We will reveal one of the six missing structures to you now: the larynx. We tell you this now so that you can know in advance that we want you to call the structure the “Larynx” but to include the glottic and supra-glottic volumes in this structure. (Note: This is also a great way to reward those of you who actually read these instructions carefully, as attention to detail is a vital skill in radiation treatment planning. If you’re reading this now, congratulations, you’re already performing at a high level!)

All of the other structures (e.g., body, targets, other organs-at-risk) will be provided to you in the partial RTSS. This large group of structures has not been comprehensively reviewed by the inter-institutional physician team, but that is less important for these because each participant will be using identical data for these structures. In some cases, you may see differences from your practice (e.g., CTV or PTV boundaries) but in any case, do not edit these structures! Use them just as they are; they are control variables in this particular study.

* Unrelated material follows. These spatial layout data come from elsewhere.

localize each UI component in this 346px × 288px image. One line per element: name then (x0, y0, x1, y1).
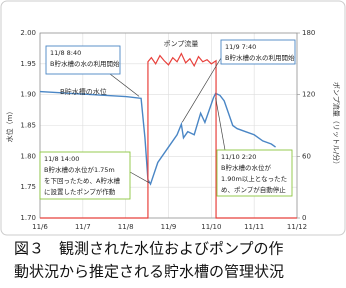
series-line (40, 52, 297, 219)
y-tick-label: 2.00 (20, 29, 36, 37)
y-tick-label: 1.80 (20, 152, 36, 160)
y2-tick-label: 60 (302, 152, 311, 160)
annotation-text: 11/9 7:40 (225, 43, 256, 51)
annotation-text: B貯水槽の水位が (221, 163, 271, 172)
annotation-arrow (181, 57, 222, 123)
annotation-text: B貯水槽の水位が1.75m (44, 165, 115, 174)
legend-label: B貯水槽の水位 (60, 87, 107, 96)
caption: 図３ 観測された水位およびポンプの作 (14, 240, 284, 257)
y2-tick-label: 0 (302, 214, 306, 222)
annotation-text: 1.90m以上となったた (221, 174, 287, 183)
annotation-box (45, 45, 121, 75)
y-tick-label: 1.75 (20, 183, 36, 191)
annotation-box (216, 149, 293, 197)
x-tick-label: 11/12 (287, 223, 307, 231)
y2-tick-label: 120 (302, 91, 315, 99)
y2-axis-title: ポンプ流量（リットル/分） (332, 82, 341, 168)
annotation-arrow (129, 171, 150, 184)
plot-frame (39, 32, 298, 219)
annotation-arrow (215, 97, 226, 151)
annotation-text: に設置したポンプが作動 (44, 187, 116, 196)
annotation-arrow (109, 73, 140, 97)
x-tick-label: 11/10 (201, 223, 221, 231)
y-axis-title: 水位（m） (5, 108, 14, 143)
annotation-text: 11/10 2:20 (221, 153, 256, 161)
annotation-box (39, 151, 131, 200)
legend-label: ポンプ流量 (164, 39, 199, 48)
annotation-text: め、ポンプが自動停止 (221, 185, 286, 194)
caption: 動状況から推定される貯水槽の管理状況 (14, 263, 284, 280)
annotation-text: B貯水槽の水の利用開始 (50, 59, 120, 68)
x-tick-label: 11/8 (118, 223, 134, 231)
annotation-text: 11/8 8:40 (50, 49, 81, 57)
y2-tick-label: 180 (302, 29, 315, 37)
annotation-text: 11/8 14:00 (44, 155, 79, 163)
x-tick-label: 11/7 (75, 223, 91, 231)
annotation-box (220, 39, 296, 65)
y-tick-label: 1.90 (20, 91, 36, 99)
x-tick-label: 11/6 (32, 223, 48, 231)
chart-frame (0, 0, 346, 236)
x-tick-label: 11/11 (244, 223, 264, 231)
series-line (39, 90, 276, 186)
x-tick-label: 11/9 (161, 223, 177, 231)
annotation-text: B貯水槽の水の利用開始 (225, 53, 295, 62)
y-tick-label: 1.95 (20, 60, 36, 68)
annotation-text: を下回ったため、A貯水槽 (44, 176, 120, 185)
y-tick-label: 1.70 (20, 214, 36, 222)
y-tick-label: 1.85 (20, 122, 36, 130)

Contrast in Planning CT Images

You will notice that the CT images have contrast. While some centers may do special contouring of high-contrast regions (e.g., vessels) in order to do bulk electron density override of those regions for dose accuracy purposes, you do not need to do this for this study.

You must use heterogeneity corrections in your dose calculation, but you do not need to factor out the small volumes of contrast.

More FAQs

Make sure you take a moment to review all of the published FAQs from this prior update. We have added a few to that article since the first notification.

In addition to those, we would like to add two more FAQs that came up during Practice Week.


Upload Files Directly from within Patient (and Avoid Deleting Your Patient!)

When you upload your data (structure set, plan, and dose), be sure to be “inside” your assigned patient module (i.e., looking at your dataset) and then use the Actions → Upload File(s) tool. Do not use the Uploads button on the left of the screen.

Also, we have noticed that a few participants in the practice phase have deleted their patient, thinking they can re-upload their image set, structure set, plan, and dose from the main Uploads module. This results in an Incomplete submission and the message “Patient not found” on the competition dashboard. Please make sure you are uploading your structure set, plan, and dose submissions directly to your assigned patient. If you need a refresher on how to do this, please check out the walkthrough on our previous post: Practice Week! Preparing for the Championship Event.

If you accidentally delete your patient during the event, we can help restore it for you. However, this is a manual process and will take time. As such, it will affect your end time and potentially the efficiency component of your score.


Activating Patient Objects & Updating the Patient Hierarchy

A couple of users have had issues on the Patient Browse tab. If you’re having difficulties, here are some tips to get you “unstuck.”

To update the patient hierarchy to properly associate your uploaded files, you’ll first want to press the Edit button. You’ll notice the interface changes slightly. Identify the plan you wish to move, and hover over the icon with the three horizontal lines. Click and drag the plan and dose under the structure set. You’ll notice that the structure set icon will change to a green checkmark when you’ve moved it to a valid position. Release to drop it into place.



To activate an object in the patient hierarchy, you’ll need to double-click the object. Double-clicking an object will activate it and all of the objects up the hierarchy. For example, double-clicking the dose in a properly associated patient hierarchy will activate the dose, plan, structure set, and image set.